If somebody is not reading a datasheet, your article will not help him anyway.
Posted by: Vladimir Doubovis | November 08, 2011 at 10:56 PM
Indeed so, Vladmir. It's pretty much certin that the circuit's designer didn't read the data sheet, at least not carefully.
It's just that when the mischief was afoot and the TLV431 was in oscillation, there were several people there who were quite puzzled by the phenomenon and who didn't happen to think of the possibility that a shunt capacitance might be harmful. Hence, this caveat.
Posted by: John Dunn | November 09, 2011 at 12:15 AM
Vladimir: I don't entirely agree -- I know a lot of engineers who tend to only skim datasheets because they figure the device they're using is pretty self-explanatory and/or they've used similar devices before, but they read articles like John's blog here (or the articles in EDN or on enGenius or wherever) *specifically because they're looking for the "gotchas" that aren't obvious from a cursory pass over a data sheet*.
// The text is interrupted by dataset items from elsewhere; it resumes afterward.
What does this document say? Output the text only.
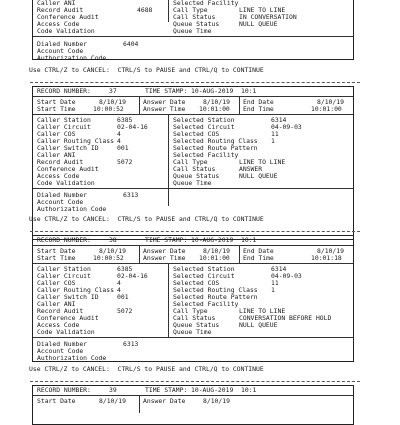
Caller ANI
Record Audit	4688
Conference Audit
Access Code
Code Validation
Selected Facility
Call Type	LINE TO LINE
Call Status	IN CONVERSATION
Queue Status	NULL QUEUE
Queue Time
Dialed Number	6404
Account Code
Authorization Code
Use CTRL/Z to CANCEL:  CTRL/S to PAUSE and CTRL/Q to CONTINUE
RECORD NUMBER:	37	TIME STAMP: 10-AUG-2019  10:1
Start Date	8/10/19
Start Time	10:00:52
Answer Date	8/10/19
Answer Time 10:01:00
End Date	8/10/19
End Time	10:01:00
Caller Station	6385
Caller Circuit	02-04-16
Caller COS	4
Caller Routing Class 4
Caller Switch ID	001
Caller ANI
Record Audit	5072
Conference Audit
Access Code
Code Validation
Selected Station	6314
Selected Circuit	04-09-03
Selected COS	11
Selected Routing Class 1
Selected Route Pattern
Selected Facility
Call Type	LINE TO LINE
Call Status	ANSWER
Queue Status	NULL QUEUE
Queue Time
Dialed Number	6313
Account Code
Authorization Code
Use CTRL/Z to CANCEL:  CTRL/S to PAUSE and CTRL/Q to CONTINUE
RECORD NUMBER:	38	TIME STAMP: 10-AUG-2019  10:1
Start Date	8/10/19
Start Time	10:00:52
Answer Date	8/10/19
Answer Time 10:01:00
End Date	8/10/19
End Time	10:01:18
Caller Station	6385
Caller Circuit	02-04-16
Caller COS	4
Caller Routing Class 4
Caller Switch ID	001
Caller ANI
Record Audit	5072
Conference Audit
Access Code
Code Validation
Selected Station	6314
Selected Circuit	04-09-03
Selected COS	11
Selected Routing Class 1
Selected Route Pattern
Selected Facility
Call Type	LINE TO LINE
Call Status	CONVERSATION BEFORE HOLD
Queue Status	NULL QUEUE
Queue Time
Dialed Number	6313
Account Code
Authorization Code
Use CTRL/Z to CANCEL:  CTRL/S to PAUSE and CTRL/Q to CONTINUE
RECORD NUMBER:	39	TIME STAMP: 10-AUG-2019  10:1
Start Date	8/10/19	Answer Date	8/10/19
I would agree that with the TLV431 here, the manufacturers make it pretty darned clear that you need to be careful with the output capacitance. On the other hand, on many data sheets manufacturers seem to go to active effort to hide all the little warts of their designs! (It's also a fact these days that many engineers who only dabble a bit in the analog world don't even know what many of the data sheet specs mean...)
An interesting question is... is there a part comparable to the TLV431 that's unconditionally stable? -- That seems like it could be a significant competitive advantage to a manufacturer...
Posted by: Joel Koltner | November 09, 2011 at 12:35 PM
I would imagine all "431" devices are designed or processed differently so at the margin they may work differently.